|Autocorrelation reveals a three-minute periodicity|
Digital learning tools such as computer games and CAD software emit a lot of temporal data about what students do when they are deeply engaged in the learning tools. Analyzing these data may shed light on whether students learned, what they learned, and how they learned. In many cases, however, these data look so messy that many people are skeptical about their meaning. As optimists, we believe that there are likely learning signals buried in these noisy data. We just need to use or invent some mathematical tricks to figure them out.
In Version 0.2 of our Visual Process Analytics
(VPA), I added a few techniques that can be used to do time series analysis
so that researchers can find ways to characterize a learning process from different perspectives. Before I show you these visual analysis tools, be aware that the purpose of these tools is to reveal the temporal trends of a given process so that we can better describe the behavior of the student at that time. Whether these traits are "good" or "bad" for learning likely depends on the context, which often necessitates the analysis of other co-variables.

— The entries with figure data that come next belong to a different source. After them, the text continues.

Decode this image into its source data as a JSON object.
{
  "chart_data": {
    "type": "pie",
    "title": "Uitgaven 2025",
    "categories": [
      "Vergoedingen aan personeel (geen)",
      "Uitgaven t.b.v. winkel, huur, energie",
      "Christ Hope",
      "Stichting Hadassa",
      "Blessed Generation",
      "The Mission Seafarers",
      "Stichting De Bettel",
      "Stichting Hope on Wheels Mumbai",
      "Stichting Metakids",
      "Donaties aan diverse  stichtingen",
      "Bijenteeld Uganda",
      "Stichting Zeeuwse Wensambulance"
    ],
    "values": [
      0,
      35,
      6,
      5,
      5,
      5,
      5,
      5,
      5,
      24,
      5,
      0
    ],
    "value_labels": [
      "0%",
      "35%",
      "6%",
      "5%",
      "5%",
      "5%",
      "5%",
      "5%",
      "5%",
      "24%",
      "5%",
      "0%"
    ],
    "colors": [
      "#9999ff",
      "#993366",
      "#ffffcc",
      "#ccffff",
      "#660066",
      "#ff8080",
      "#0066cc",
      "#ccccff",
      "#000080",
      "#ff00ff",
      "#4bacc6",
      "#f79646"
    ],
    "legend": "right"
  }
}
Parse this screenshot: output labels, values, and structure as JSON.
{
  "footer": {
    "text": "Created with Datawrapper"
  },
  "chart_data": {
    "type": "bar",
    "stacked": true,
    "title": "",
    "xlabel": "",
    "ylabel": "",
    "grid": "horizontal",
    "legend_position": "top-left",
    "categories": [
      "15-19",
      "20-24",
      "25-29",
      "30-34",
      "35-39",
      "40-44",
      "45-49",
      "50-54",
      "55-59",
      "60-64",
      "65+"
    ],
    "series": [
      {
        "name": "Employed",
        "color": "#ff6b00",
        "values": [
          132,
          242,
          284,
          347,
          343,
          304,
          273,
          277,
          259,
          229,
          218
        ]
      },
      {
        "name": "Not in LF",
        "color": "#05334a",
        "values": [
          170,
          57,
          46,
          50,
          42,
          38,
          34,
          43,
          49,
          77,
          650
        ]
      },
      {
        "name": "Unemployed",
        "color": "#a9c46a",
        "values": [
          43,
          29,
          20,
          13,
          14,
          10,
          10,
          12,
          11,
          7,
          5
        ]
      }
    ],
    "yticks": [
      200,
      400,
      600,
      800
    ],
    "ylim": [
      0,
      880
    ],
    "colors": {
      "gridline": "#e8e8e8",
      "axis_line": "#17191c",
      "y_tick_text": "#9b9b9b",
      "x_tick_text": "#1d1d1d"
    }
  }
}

|Correlograms reveal similarity of two time series.|
The first tool for time series analysis added to VPA is the autocorrelation function
(ACF), a mathematical tool for finding repeating patterns obscured by noise in the data. The shape of the ACF graph, called the correlogram
, is often more revealing than just looking at the shape of the raw time series graph. In the extreme case when the process is completely random (i.e., white noise), the ACF will be a Dirac delta function
that peaks at zero time lag. In the extreme case when the process is completely sinusoidal, the ACF will be similar to a damped oscillatory cosine wave
with a vanishing tail.
An interesting question relevant to learning science is whether the process is autoregressive
(or under what conditions the process can be autoregressive). The quality of being autoregressive means that the current value of a variable is influenced by its previous values. This could be used to evaluate whether the student learned from the past experience -- in the case of engineering design, whether the student's design action was informed by previous actions.
Learning becomes more predictable if the process is autoregressive (just to be careful, note that I am not saying that more predictable learning is necessarily better learning). Different autoregression models, denoted as AR(n) with n indicating the memory length, may be characterized by their ACFs
. For example, the ACF of AR(2) decays more slowly than that of AR(1), as AR(2) depends on more previous points. (In practice, partial autocorrelation function
, or PACF, is often used to detect the order of an AR model.)
The two figures in this post show that the ACF in action within VPA, revealing temporal periodicity and similarity in students' action data that are otherwise obscure. The upper graphs of the figures plot the original time series for comparison.